The last Panthers game I worked in Florida, the Montreal Canadiens were the guests. My little nine-year-old grandson Harrison was with me at the game. Carey Price was truly outstanding in posting the shutout win.
Alex Kovalev scored one of his many highlight-reel goals that were show-stoppers from a player who had hands like a surgeon. It was one if those times that I said aloud, "I don't believe he just did that."
Prior to the faceoff at centre ice I approached Alex and gave him what I thought was the greatest compliment I could think of by saying, "Alex, if I ever have open heart surgery I want the knife to be in your hands."
He just grinned a wide grin and said, "Some nights, maybe not!"
When the final horn sounded the sea of Habs jerseys in the Sunrise Arena erupted with chants of "Carey, Carey." And little Harrison was ushered into our dressing room and took a seat beside me. He said, "Papa, when the game ended did you hear them chanting your name - Kerry, Kerry!" I smiled, rubbed his head and said, "Harrison, the fans do that in every rink I work in." That's how heroes, memories (and legends) are made.
We all have so many great memories acquired from so many great players. Don't ever forget each and every one of them. Check out the chapter entitled "Centre of The Hockey Universe: Toronto Maple Leafs" in my book, The Final Call to feel a rookie referee's excitement about stepping on Maple Leaf Gardens ice for the first time. The Montreal Canadiens were the guests on that Saturday night. It was too long to share here but just one more special memory I will never forget. Thanks for reminding us all, Chris.
Now I do need to clarify my position relative to a fair comment posted in yesterday's column from ampinoy13 (below):
The fact that your opinion differs from the on-ice officials brings up the reason we MUST have a Shanahan around to mete out justice: the on-ice officials had to rule, bang, right now in real time. You, Kerry, have the advantage Shanahan has. You can run the play back and forth in slow motion. I only wonder if your penalty awards are based on the first 'real time' review of the plays or the 'Shanahan' method of post-play.
I demand three basic things of myself in writing this column for you. They are 'Honesty, Fairness and Opinion.' My honest opinion was reported yesterday on the penalty assessment of three situations that I did not agree with based on my experience and judgment gained from making millions of these types of decisions throughout my career. I made mistakes; plenty of them. I'm do not profess to be right all the time, but like the officials on the ice I am confident in stating that we are right most of the time!
I take no personal pleasure in providing an opposing view or judgment from one that my former colleagues made in real time.
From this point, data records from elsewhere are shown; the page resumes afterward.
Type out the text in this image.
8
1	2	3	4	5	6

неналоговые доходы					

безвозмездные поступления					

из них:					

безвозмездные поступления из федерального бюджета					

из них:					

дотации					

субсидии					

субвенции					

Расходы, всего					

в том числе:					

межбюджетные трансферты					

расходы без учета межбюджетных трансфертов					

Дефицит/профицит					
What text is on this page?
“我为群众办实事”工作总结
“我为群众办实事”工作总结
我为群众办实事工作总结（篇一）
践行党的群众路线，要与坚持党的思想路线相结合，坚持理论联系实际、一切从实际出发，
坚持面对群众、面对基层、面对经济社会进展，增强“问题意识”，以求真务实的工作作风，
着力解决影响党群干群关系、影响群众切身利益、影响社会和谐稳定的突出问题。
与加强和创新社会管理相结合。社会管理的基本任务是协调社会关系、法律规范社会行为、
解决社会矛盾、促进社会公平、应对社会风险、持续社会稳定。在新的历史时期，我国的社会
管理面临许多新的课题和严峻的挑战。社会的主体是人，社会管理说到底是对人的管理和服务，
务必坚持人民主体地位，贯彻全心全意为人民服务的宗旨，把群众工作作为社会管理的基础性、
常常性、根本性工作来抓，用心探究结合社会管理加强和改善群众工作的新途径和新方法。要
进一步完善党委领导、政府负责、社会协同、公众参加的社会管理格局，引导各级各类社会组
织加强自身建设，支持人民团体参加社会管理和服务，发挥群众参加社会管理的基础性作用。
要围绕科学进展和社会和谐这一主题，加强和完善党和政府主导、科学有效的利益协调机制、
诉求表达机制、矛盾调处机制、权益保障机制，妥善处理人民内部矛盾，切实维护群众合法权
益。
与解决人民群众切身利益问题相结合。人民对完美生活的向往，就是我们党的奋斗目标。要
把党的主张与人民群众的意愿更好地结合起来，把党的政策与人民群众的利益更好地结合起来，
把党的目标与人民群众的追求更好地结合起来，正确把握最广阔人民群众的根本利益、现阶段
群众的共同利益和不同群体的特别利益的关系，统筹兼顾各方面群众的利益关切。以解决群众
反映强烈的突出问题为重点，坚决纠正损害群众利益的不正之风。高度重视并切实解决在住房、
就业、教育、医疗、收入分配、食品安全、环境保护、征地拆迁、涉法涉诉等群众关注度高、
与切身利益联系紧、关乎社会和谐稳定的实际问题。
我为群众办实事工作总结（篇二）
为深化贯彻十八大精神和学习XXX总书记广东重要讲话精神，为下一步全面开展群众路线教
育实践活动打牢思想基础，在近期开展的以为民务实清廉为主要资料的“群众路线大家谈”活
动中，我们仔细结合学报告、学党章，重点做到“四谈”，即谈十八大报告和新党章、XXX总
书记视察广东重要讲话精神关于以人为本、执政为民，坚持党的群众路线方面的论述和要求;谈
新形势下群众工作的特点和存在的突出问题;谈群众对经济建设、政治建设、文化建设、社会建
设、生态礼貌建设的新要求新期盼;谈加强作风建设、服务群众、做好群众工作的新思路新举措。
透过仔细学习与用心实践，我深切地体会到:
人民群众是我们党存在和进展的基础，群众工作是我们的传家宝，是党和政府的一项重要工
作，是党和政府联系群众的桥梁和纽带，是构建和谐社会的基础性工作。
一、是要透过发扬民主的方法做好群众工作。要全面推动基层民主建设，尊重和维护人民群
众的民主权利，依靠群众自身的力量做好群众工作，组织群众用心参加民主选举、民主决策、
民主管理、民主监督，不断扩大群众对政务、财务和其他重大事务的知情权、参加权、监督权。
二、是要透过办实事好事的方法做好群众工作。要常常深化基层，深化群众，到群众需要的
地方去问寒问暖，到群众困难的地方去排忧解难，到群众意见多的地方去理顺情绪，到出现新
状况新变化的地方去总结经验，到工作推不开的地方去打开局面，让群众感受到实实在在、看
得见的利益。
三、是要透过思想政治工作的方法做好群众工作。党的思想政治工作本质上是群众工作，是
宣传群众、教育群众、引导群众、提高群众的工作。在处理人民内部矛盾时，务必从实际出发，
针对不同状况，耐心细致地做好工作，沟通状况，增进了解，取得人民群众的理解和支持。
The opposite is actually true as I feel bad for them when I believe errors have been made.
To your point, I watch the game and each play that I am asked by you (the reader) to comment on through a referee's eyes. My opinion is most often formed in real time unless the camera angle that you and I are provided doesn't offer a good look. I don't as you have stated, "run the play back and forth in slow motion." (As a matter of fact, my NHL Gamecenter Live doesn't even have that capability and unlike many of you I don't have a 'PVR.' I trust you visit this blog to gain my opinion - whether you agree or not. I will continue to be opinionated in an honest and fair manner.